Data is the basis for many products like Google Maps, without it these products would not exist. Consider the phone book for your city, it has phone numbers for the businesses in the city. Phone books have now migrated to the web, providing the same data to the public as in the printed version. Showing a list of phone numbers on a website is pretty simple though.
The real value is in the data itself, showing a list of information isn’t anything special. What if you wanted to make your own website or app using those phone numbers? You need that data, but it's not made available in a public API that anyone can use. To get the data you'll need to build your own scraper.
What is a scraper?
A scraper is a program that pulls webpages down and parses them to find information. Generally if you go to a website and can see some data that you’d like to grab, you can scrape it. To see how this works, you can visit any website, right-click somewhere on the page and hit View Page Source. That will show you the raw HTML, if you can find the data you’re looking for in there then you can scrape it.
How does it work?
You can break down the process of scraping a website into two steps. First you need to get the raw HTML from the web page you want to scrape. Usually you can use cURL but it will depend on what language you’re using. The second step is where you actually parse the HTML to find the data you want. To do this you should use regular expressions (regex), a common format to express patterns. You use these expressions to define the pattern you are looking for.
For example, let’s say that you want to make a website for wine recommendations. But to do this you need a database of wines, and you know there’s an existing site with the data you need. To start you should look at what URLs you will need to be hitting to get the data you want. So if there’s a page that lists all the wines like
winedatabase.com/list?p=1 you can save that in your scraper. You may be able to get their full wine list by iterating through the pages of wine. So start at
winedatabase.com/list?p=1 and keep adding one like so
winedatabase.com/list?p=2, until you get to a page that has no more data on it.
Then to get the details for each wine, use a page like this
1233 is the ID of the wine you want details for.

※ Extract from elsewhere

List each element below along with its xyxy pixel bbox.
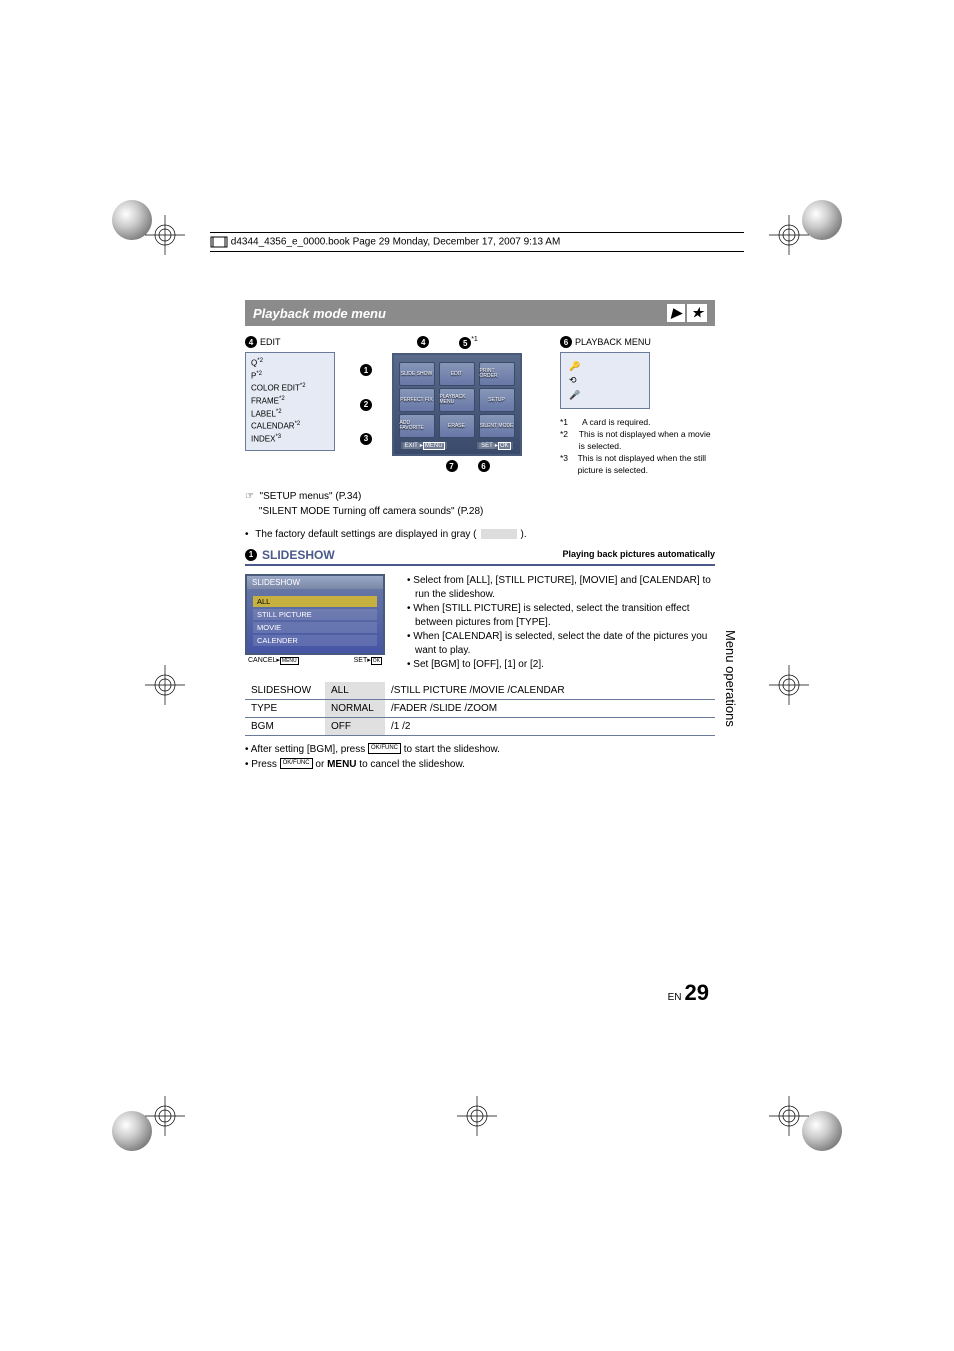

This is something you would’ve had to scrape when you got the list of wines. Once you have that, run your scraper and you’ll have the full wine database.
As I mentioned, regular expressions define patterns to search for. These can get quite complicated, but most patterns you need to look for can be set up using similar patterns. As an example, take this section of HTML that might exist on
<h1 class=”wine_name title”>Meursault</h1>. Looking at this I could do a quick search of the page to see if there’s anything else that uses the
wine_name class. Once I have confirmed that it’s only used for wine titles, I can include it in my regular expression. In PHP my regular expression might look like this:
What I have done here is break the pattern into three groups using the parentheses. The first group is what comes before what I’m trying to capture (the wine name). The second group is the wine name itself, and the third group is what comes after the wine name. The first and third group together define where the wine name is. We don’t want to include them in our result though, we want the wine name.

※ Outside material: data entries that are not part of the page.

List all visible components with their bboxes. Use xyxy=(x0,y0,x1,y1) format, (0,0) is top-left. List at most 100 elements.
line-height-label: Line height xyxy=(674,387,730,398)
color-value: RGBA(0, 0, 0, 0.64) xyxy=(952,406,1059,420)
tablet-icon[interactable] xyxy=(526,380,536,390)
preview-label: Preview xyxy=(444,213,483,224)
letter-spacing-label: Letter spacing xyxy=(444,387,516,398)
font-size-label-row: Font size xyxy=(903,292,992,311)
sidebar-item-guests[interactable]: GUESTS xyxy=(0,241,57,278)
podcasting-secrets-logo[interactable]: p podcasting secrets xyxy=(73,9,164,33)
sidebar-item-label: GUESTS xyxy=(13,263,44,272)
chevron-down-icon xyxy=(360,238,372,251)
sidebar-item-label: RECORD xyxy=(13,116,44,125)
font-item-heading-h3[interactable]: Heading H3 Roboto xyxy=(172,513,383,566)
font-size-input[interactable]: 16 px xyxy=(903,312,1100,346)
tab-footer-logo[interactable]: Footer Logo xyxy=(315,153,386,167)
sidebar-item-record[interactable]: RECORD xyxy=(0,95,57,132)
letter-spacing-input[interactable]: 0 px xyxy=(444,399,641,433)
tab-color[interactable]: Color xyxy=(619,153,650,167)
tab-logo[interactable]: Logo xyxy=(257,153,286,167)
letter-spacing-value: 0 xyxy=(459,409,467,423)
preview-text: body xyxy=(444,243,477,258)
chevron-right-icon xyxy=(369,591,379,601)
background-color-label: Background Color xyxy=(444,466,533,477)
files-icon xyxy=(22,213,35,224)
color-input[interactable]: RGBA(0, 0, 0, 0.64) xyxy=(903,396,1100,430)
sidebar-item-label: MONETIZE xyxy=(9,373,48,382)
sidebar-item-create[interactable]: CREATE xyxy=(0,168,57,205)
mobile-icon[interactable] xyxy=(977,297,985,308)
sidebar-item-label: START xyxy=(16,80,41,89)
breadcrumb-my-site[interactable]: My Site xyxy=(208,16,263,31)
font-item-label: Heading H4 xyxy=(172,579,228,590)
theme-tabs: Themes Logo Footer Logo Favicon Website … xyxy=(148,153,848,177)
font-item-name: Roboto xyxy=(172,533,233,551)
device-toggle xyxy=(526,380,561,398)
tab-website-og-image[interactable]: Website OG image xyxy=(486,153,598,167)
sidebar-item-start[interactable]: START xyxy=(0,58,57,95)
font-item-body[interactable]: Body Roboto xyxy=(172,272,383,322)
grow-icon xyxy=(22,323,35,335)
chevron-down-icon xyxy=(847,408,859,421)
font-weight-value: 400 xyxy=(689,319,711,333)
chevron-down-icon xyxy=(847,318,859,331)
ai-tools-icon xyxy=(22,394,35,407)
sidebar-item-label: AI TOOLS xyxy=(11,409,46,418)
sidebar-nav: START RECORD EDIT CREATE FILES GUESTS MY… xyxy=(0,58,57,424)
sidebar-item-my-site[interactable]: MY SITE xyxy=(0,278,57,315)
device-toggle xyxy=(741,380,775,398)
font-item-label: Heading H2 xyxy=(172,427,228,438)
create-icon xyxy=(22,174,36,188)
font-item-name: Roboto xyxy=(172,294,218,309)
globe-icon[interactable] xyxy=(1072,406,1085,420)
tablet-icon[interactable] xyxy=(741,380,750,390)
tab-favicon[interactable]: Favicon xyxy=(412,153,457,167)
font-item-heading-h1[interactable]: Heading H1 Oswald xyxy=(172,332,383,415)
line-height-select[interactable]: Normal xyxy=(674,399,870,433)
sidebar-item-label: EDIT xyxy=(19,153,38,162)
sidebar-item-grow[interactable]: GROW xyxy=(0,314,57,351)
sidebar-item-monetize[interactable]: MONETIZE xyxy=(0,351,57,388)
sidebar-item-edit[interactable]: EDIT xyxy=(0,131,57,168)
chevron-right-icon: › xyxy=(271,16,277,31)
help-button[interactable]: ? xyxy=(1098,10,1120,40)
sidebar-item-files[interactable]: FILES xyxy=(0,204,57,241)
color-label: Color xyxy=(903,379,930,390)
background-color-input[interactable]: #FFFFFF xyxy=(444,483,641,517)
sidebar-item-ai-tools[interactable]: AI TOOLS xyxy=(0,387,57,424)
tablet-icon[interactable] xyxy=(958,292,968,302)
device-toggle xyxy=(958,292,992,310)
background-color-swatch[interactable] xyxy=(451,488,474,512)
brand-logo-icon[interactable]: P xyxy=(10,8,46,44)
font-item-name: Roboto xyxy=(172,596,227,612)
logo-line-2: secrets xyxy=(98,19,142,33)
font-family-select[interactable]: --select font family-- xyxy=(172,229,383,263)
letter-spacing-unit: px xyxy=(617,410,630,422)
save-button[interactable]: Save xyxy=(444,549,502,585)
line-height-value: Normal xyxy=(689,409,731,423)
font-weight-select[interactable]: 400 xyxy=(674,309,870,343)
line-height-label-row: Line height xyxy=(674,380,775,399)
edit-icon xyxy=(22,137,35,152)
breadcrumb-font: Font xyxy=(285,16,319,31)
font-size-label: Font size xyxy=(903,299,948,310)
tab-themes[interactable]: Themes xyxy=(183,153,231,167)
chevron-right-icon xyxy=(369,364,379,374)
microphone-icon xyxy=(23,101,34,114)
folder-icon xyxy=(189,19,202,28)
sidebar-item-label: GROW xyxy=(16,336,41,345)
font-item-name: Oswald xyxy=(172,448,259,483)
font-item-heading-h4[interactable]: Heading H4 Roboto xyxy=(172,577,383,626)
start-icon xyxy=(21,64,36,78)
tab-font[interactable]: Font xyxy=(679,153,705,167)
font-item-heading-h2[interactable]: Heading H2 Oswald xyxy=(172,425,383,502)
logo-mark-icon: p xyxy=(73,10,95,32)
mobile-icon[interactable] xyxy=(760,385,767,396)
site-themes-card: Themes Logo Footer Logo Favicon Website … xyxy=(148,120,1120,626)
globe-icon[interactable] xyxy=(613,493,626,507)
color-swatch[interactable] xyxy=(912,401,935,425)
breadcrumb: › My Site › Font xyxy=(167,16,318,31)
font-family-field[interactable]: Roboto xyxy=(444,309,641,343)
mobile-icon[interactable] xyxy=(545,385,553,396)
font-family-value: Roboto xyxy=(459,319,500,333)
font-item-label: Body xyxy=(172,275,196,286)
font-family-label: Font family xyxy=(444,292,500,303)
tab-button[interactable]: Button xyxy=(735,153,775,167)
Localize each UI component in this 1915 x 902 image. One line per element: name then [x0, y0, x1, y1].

The two characters together
?: at the start of the group make it so the group is not included in the result. The dot character
. substitutes for any character (A-Z, 0-9, etc.). The asterisk
* means that the previous character (in this case
. so it can be anything) can repeat zero or more times. Also, when a question mark
.*? follows an asterisk
* it means it will stop at the first match. Since the regular expression looks like this
.*?> it will stop at the first
> it finds.
So the result of the first group would be
wine_name title”>. Followed by the wine name in the second group
Meursault. Then in the third group
<. Ignoring the first and third group, we end up with the wine name
Meursault which is exactly what we wanted. Applying this regular expression to the entire page will get us every wine name.
Issues with scraping
In the ideal scenario, the website you want to scrape from will have a straightforward layout. But in reality it’s not always that easy. The site’s layout could change at any time, breaking whatever patterns you had created. This can be annoying and will happen to your scraper at some point. These changes could make your scraper too unstable to be of any use.

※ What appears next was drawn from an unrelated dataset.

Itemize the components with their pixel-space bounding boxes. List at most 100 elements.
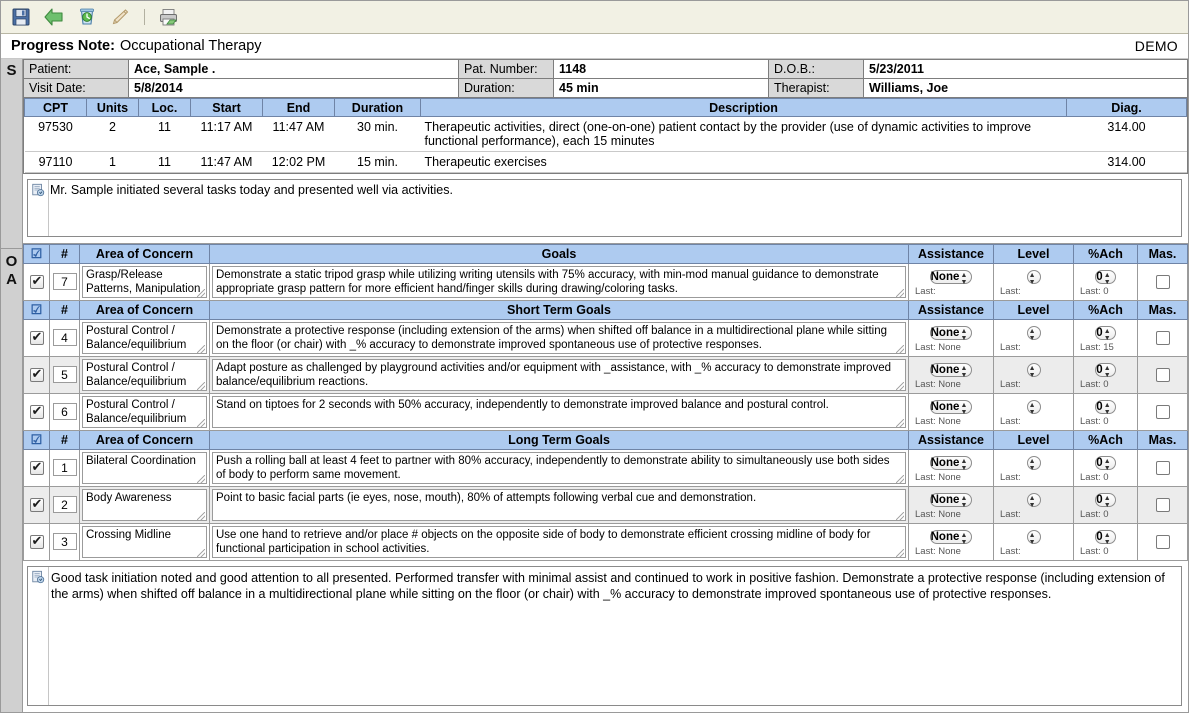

The worst scenario is that the site changes, but your pattern starts matching something else. It would seem like your scraper is still working, but in reality it’s saving garbage data. Maintaining the scraper is the biggest drawback, they’re best suited for sites that don’t change very often or ever. But sometimes if you want that data there’s no other way to get it.
It’s also possible for websites to protect against scraping through a variety of means. This means you first need to get around these protections if you want to even try to scrape their data. Generally speaking, it’s possible to break through most protections. It comes down to how much time you want to spend on the project. Even if you do manage to break through, they can always add new protections. So your scraper could break at any moment. Although if you only need to run your scraper once in awhile, it may not matter.
Sometimes it works, sometimes it doesn’t
While building a scraper is not very difficult, the main issue is that you can't prevent it from breaking. It’s impossible for your scraper to adapt to all changes made to the website you’re scraping. This could be from simple design changes on the site, or from protection to block scrapers.
But if you can get it working, the data you get could be very valuable. Also, since it’s not a public API then nobody else will have access to it, making the barrier to entry higher. Once it’s setup it can pay dividends for a long time to come with little maintenance. This all depends on the site you’re trying to scrape from, you’ll have to decide if it’s worth the effort to get the data you want.